It’s been 2 years now since I blogged about my remote workspace in Desk Space: Mine is Tidier than Yours! The scary thing is that my desk hasn’t really changed, though I now have a larger number of papers in my to-do-pile! Maybe the time has come to rethink my space? Mariana Ashley has some very useful recommendations for us. Mariana is a freelance writer who particularly enjoys writing about online colleges. She loves receiving reader feedback, which can be directed to mariana.ashley031 @gmail.com.
I was extremely impressed with Jonathan Wilson’s recent guest post that describes his virtual presence and how he managed to work from home while simultaneously being relatively accessible to his fellow officemates. It certainly doesn’t compare to my setup at home; however, I’m fairly happy with my home office. Because I’m a writer, I don’t often need as much of the connectivity as a computer programmer like Jonathan might need.
In any case, after reading his post, I took a moment to examine my own space. From both of our spaces, I deduced a core set of basic tips that could help others build the perfect remote workspace. Keep in mind, dear readers, that these are simply tips to help you get ideas for creating your own workspace. They are not hard and fast rules! The important thing is to be creative and efficient when you put together your remote workspace. And, if you have further tips or ideas, please feel free to add them in the comments.
Here’s the picture of my home office. To the left are two bookshelves of important readings and books I keep close to my heart. On the desk I keep my laptop and an extra monitor screen, which helps me write on one screen and research on the other. The third leg of the triangle is the printer tucked under the desk on the bottom right. I’m constantly printing things, because I like to edit on paper rather than on the screen (to help my eyes).
Differentiate Your Workspace from the Rest of Your Home
When working from home, perhaps the most important principle to keep in mind is that you must strive to separate your home workspace from the rest of your home. Think of the advice many academic advisors give students: don’t study on your bed. The same idea applies when you work from home.
Because we humans are creatures of habit, our environment tends to influence that habit, so if you try to setup your remote workstation in your television room, you may have trouble getting focused. Instead, move into a room in your home that you can devote strictly to working from home. If this isn’t possible, use other strategies to remake a part of your home into a satisfactory workstation: hang curtains or set up simple dividers, purposefully face a wall or corner in the family room, and so on.
Implement a Steady and Productive Routine
Because you’re at home, you actually face quite a few more distractions than you would at the office. At the office, you’re surrounding ostensibly by other workers in the midst of their tasks, so it’s easier to slip into that productive routine. At home, however, no one’s there to influence you. Chores probably call to you. Your bed might be particularly distracting. Maybe you have a movie you’d really liked to watch.

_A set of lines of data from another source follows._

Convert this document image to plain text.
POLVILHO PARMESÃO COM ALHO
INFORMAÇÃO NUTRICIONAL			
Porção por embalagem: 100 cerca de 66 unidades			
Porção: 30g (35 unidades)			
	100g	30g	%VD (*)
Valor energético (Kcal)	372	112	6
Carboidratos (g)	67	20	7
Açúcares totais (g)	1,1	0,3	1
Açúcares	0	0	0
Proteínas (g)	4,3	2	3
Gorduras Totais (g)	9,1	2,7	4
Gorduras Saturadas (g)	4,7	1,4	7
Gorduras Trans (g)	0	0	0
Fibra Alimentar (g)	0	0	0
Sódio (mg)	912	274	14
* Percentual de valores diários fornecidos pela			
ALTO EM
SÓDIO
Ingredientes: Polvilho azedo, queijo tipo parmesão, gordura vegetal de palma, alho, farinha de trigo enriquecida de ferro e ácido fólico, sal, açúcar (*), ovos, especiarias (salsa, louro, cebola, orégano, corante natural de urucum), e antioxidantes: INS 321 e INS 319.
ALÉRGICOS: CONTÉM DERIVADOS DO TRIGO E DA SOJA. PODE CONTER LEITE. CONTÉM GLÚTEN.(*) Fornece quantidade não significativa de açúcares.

But if you follow a strict routine, it’s very easy to avoid those distractions. I wake up, let out the dog while my coffee brews, eat breakfast and check my feed reader on my iPad in the kitchen, and then after thirty minutes pass, I go to my office and close the door. Doing this each and every day has really kept me from wasting my time at home.
Organize Your Work Area to Improve Your Workflow
As someone who loves cooking, I know the importance of having a great work triangle in the kitchen: I can reach my stove, my sink, and my fridge very easily. Likewise, I replicated that triangle in my home office. I have my desk and laptop at one point. To my left I have my bookshelf with important reference materials, such as books on grammar and various writing styles. And to my right, on a shelf beneath the desk is my printer and fax machine. I rarely have to interrupt my work in order to access these stations.
Keep in Touch
At all times, I stay connected to the office and my supervisors via Google Talk, and Jonathan Wilson’s setup is even more impressive. The point is that remote workers have a responsibility to not let their remote location interfere with the productivity of their team and the company. Therefore, they must work harder than ever to remain in touch. It can’t hurt to check in with your supervisor twice a day or more and to always be accessible, via phone, text or video chat, or email. Staying in touch with your coworkers and supervisor keeps you accountable and also reassures everyone that you’re committed to the work.
Finally, when you work from home, you should be sure to stay comfortable, both mentally and physically. Just as proper ergonomics are important to follow in a cubicle in an office, so too should you remain comfortable at your home office desk. Because you’re at home, you can get away with dressing a little more casually; however, be sure to keep it realistic, as you want to be prepared to come into the office at a moment’s notice. You might even be able to convince your company to purchase office accessories for your home office. In any case, having a proper chair and desk will make you enjoy working from home, which could significantly improve your productivity in the long run.